When the French established the colony of Canada in the St. Lawrence valley in the 17th century, there was no established country there at all. There were only a few tribes with a few small settlements. The French were settlers and colonizers, but they certainly were not immigrants. In fact, the French colony of Canada was truly the beginning of Canada; there certainly had never been any such thing before then.

(Yes, the Aboriginal peoples were certainly here first (for what it’s worth), but they never established any country whatsoever.)

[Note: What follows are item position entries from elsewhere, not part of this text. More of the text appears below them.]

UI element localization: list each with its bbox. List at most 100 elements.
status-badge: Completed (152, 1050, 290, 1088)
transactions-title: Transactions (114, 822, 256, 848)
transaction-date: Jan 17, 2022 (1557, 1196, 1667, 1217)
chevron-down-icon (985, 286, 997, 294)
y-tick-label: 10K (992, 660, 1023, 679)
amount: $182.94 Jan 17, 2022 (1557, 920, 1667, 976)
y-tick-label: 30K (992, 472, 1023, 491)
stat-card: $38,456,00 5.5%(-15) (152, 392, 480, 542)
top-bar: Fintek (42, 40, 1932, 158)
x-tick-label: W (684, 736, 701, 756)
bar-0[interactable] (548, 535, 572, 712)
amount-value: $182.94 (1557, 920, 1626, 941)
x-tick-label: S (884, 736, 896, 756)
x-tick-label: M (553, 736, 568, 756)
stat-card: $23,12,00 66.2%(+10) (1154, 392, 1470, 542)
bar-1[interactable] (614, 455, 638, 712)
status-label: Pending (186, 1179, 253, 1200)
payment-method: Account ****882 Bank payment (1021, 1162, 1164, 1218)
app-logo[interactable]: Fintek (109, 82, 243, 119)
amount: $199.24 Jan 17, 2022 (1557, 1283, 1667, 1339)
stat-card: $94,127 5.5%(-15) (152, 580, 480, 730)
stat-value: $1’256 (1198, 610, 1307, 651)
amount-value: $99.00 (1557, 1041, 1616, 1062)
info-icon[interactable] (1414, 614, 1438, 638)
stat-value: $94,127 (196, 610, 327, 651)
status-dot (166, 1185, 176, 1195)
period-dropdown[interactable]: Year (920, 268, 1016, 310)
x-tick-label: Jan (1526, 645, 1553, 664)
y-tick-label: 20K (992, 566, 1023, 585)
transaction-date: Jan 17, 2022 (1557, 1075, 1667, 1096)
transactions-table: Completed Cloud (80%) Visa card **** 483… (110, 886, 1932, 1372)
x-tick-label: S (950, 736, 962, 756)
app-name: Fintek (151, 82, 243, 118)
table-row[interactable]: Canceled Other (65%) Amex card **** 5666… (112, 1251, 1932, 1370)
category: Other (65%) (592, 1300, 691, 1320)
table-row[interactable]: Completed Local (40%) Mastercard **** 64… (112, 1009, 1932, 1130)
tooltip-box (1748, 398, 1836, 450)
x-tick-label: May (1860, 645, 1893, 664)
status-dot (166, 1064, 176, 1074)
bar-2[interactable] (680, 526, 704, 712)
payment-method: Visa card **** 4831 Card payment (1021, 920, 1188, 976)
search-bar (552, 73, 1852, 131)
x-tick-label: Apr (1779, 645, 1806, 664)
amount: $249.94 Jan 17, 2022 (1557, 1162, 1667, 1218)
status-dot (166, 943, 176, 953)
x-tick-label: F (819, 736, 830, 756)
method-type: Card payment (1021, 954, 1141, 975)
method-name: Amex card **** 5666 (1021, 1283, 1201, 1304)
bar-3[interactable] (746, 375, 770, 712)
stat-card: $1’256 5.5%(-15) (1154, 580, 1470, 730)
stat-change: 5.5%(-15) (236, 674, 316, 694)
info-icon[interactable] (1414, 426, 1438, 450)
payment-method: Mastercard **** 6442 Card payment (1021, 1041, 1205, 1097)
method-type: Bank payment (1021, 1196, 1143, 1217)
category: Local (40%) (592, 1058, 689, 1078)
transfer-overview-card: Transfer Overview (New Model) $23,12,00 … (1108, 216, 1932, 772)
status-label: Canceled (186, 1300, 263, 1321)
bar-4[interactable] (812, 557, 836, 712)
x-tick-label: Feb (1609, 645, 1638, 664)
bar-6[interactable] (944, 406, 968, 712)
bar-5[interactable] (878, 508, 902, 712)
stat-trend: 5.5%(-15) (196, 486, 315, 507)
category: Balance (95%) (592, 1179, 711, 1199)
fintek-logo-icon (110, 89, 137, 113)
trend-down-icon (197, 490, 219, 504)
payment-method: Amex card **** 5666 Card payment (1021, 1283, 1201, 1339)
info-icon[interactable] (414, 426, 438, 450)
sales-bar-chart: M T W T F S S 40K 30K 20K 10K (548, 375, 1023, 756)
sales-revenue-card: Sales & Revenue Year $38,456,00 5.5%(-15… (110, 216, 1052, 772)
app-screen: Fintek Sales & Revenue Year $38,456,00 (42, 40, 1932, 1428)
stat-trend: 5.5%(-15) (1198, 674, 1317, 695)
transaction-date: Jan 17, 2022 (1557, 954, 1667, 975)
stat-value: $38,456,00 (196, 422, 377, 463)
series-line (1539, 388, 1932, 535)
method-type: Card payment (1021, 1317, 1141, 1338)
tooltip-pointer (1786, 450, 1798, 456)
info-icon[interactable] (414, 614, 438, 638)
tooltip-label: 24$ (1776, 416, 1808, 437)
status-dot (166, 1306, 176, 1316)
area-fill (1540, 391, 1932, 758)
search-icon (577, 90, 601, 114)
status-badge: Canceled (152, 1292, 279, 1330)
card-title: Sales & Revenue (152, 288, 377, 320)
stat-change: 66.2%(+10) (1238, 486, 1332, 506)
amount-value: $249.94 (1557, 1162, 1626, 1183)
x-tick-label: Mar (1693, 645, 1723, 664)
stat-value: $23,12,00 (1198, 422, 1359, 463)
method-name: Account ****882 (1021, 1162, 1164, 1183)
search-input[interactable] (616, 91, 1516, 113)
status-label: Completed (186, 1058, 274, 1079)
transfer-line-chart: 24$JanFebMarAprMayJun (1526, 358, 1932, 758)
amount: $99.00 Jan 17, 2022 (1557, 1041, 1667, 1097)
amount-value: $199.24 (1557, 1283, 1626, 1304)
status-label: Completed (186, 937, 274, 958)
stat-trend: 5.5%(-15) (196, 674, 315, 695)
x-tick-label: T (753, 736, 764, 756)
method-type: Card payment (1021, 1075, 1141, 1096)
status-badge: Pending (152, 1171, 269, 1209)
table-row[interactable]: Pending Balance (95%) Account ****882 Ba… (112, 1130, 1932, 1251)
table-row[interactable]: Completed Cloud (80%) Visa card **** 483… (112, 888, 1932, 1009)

As for the British, they didn’t immigrate into French Canada; they conquered French Canada. The British were not immigrants at all; they were conquerors. Only after the British conquest of Canada (made official by the Treaty of Paris in 1763) can one properly speak of the immigration of other ethnic groups (i.e. ethnic groups other than the French, the British and – of course – the Aboriginals) into British Canada.

{End of digression on immigration}

The citizenship ceremony that I witnessed prompted me to think once again about the nature of citizenship, of nationality and of ethnicity. Here are my understandings of these:

Ethnicity is a social status naturally produced by cultural integration (normally through a child’s upbringing in a particular ethnic group). It is normally tied to a common culture consisting of a common language, common customs and common beliefs, and is usually a function of shared ancestry. Ethnicity defines particular, distinct groups of human beings called ethnic groups.

Citizenship is a legal status granted by a state to anyone who meets a minimum set of requirements. It doesn’t necessarily have to be tied to any ethnicity or race whatsoever, and may totally disregard any differences in language, customs and beliefs. As far as citizenship is concerned, ethnicity can be regarded as being practically irrelevant (which is why ethnic differences can be encouraged through the official policy of multiculturalism), and particular groups of human beings could just as well not exist (although it doesn’t really matter if they do).

Nationality depends on the group that one is born into (Latin natio “nation” from natus “born”, the past participle of nasci “to be born”). It is therefore essentially a biological form of identity. During most of human history, nationality generally corresponded with ethnicity, and this is still (and always will be) the normal state of affairs. The reason for this is that the cultural essence of a particular ethnic group (ethnicity) normally derives from the biological dispositions (nationality) of the members of that ethnic group.

One’s nationality and ethnicity will be the same unless one is brought up in a different ethnic group than the one he was born into (which can require some degree of adaptation). But in the modern age, nationality has been tied increasingly to citizenship rather than ethnicity. In some of the more progressive Western countries (e.g. France), nationality is tied to citizenship exclusively and ethnicity is completely disregarded.

Obviously, tying nationality to citizenship rather than ethnicity makes traditional culture irrelevant, diminishes the importance of national history, and reduces language to a purely functional purpose. This serves to put the focus of the citizen’s attention more squarely on materialistic and economic concerns as well as base desires and mindless entertainment, which is undoubtedly what the rulers of this world want, and what they are trying to achieve in countless ways.

It is interesting to note that a concern with the concept of citizenship is found only in the more advanced civilizations. Citizenship was important in Ancient Greece and Ancient Rome, and it became important again in the nation-states of Europe after the French Revolution.

Taken together with Spengler’s belief that the beginning of a full-fledged civilization indicated the end of a culture’s development, this may indicate that the concept of citizenship is related to the process of a once-vital nation transforming itself gradually into a fully civilized monstrosity (like a main-sequence star that becomes a giant or a supergiant for a relatively brief period before its life ends).

In any case, although I share Canadian citizenship with every new Canadian citizen, this means absolutely nothing to me. And as far as nationality is concerned, I refuse to recognize it as being tied to citizenship; I insist on recognizing nationality in terms of ethnicity.